Salad Dressing in a Snap
When making a salad for either myself or a group, I use the salad bowl to make the dressing. I never, ever use bottled dressing. Ever. For a variety of reasons, not the least of which are all the faux food additives, sugars, and chemical preservatives in most store-bought varieties, but I also started to notice the first or second ingredient is usually water. Water! I’ve never seen water as an ingredient in a good vinaigrette recipe. If these aren’t reasons enough, a processed salad dressing never tastes as good as homemade.
I learned this little pearl eons ago from the owner of a small restaurant in Pietrasanta, Italy on the picturesque coastal region of Versilia.

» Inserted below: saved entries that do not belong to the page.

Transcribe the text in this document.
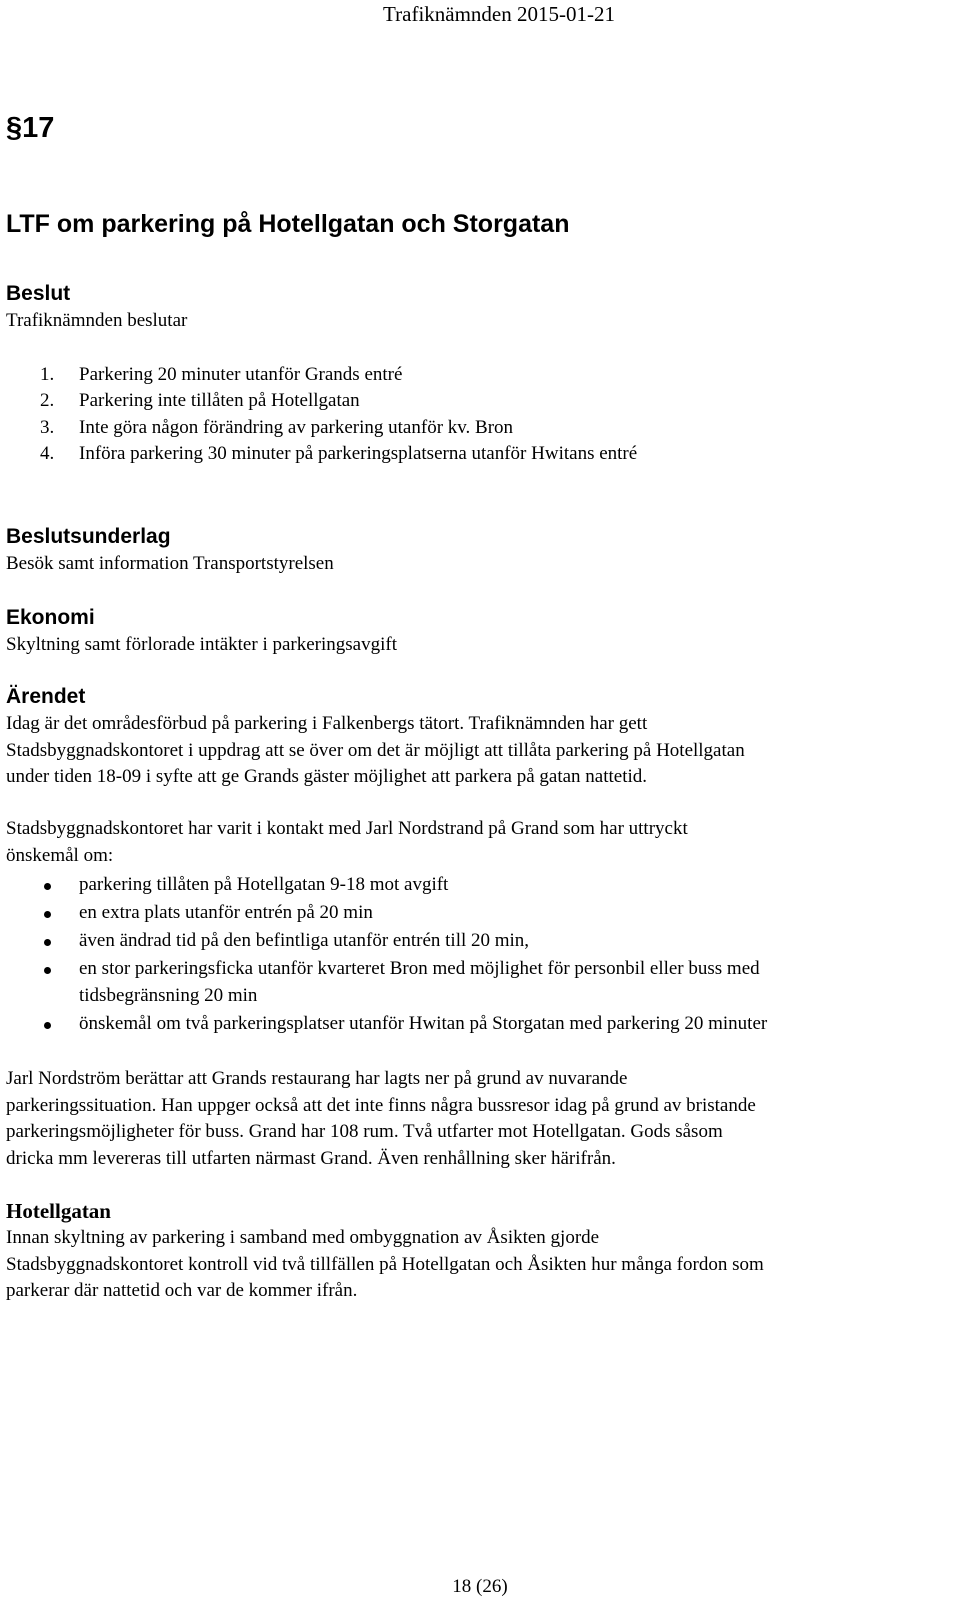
Trafiknämnden 2015-01-21
§17
LTF om parkering på Hotellgatan och Storgatan
Beslut
Trafiknämnden beslutar
1. Parkering 20 minuter utanför Grands entré
2. Parkering inte tillåten på Hotellgatan
3. Inte göra någon förändring av parkering utanför kv. Bron
4. Införa parkering 30 minuter på parkeringsplatserna utanför Hwitans entré
Beslutsunderlag
Besök samt information Transportstyrelsen
Ekonomi
Skyltning samt förlorade intäkter i parkeringsavgift
Ärendet
Idag är det områdesförbud på parkering i Falkenbergs tätort. Trafiknämnden har gett
Stadsbyggnadskontoret i uppdrag att se över om det är möjligt att tillåta parkering på Hotellgatan
under tiden 18-09 i syfte att ge Grands gäster möjlighet att parkera på gatan nattetid.
Stadsbyggnadskontoret har varit i kontakt med Jarl Nordstrand på Grand som har uttryckt
önskemål om:
parkering tillåten på Hotellgatan 9-18 mot avgift
en extra plats utanför entrén på 20 min
även ändrad tid på den befintliga utanför entrén till 20 min,
en stor parkeringsficka utanför kvarteret Bron med möjlighet för personbil eller buss med
tidsbegränsning 20 min
önskemål om två parkeringsplatser utanför Hwitan på Storgatan med parkering 20 minuter
Jarl Nordström berättar att Grands restaurang har lagts ner på grund av nuvarande
parkeringssituation. Han uppger också att det inte finns några bussresor idag på grund av bristande
parkeringsmöjligheter för buss. Grand har 108 rum. Två utfarter mot Hotellgatan. Gods såsom
dricka mm levereras till utfarten närmast Grand. Även renhållning sker härifrån.
Hotellgatan
Innan skyltning av parkering i samband med ombyggnation av Åsikten gjorde
Stadsbyggnadskontoret kontroll vid två tillfällen på Hotellgatan och Åsikten hur många fordon som
parkerar där nattetid och var de kommer ifrån.
18 (26)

We ordered an Insalata Mista (simple green salad) as a starter and she brought a beautiful bowl to the table, sprinkled salt and pepper in the bottom and poured in about a tablespoon of vinegar. (By the way—pearl 1.1—this allows the salt to dissolve.) Then she whisked in approximately 2-3 tablespoons of extra-virgin olive oil and placed the fresh greens on top of the dressing, gave them a thorough tossing and that was that. Could not be easier! Depending on the salad, I sometimes mix in a spoonful of dijon mustard with the vinegar or sprinkle dried herbs (I use an Italian blend for pizza night salad) in with the salt and pepper. It takes so little time and I have fresh dressing for those simple, high-fiber salads we all should be eating, without the cleanup of an extra dish.
By the way, I don’t do any paid sponsorships and I only recommend books or products that I use and believe in.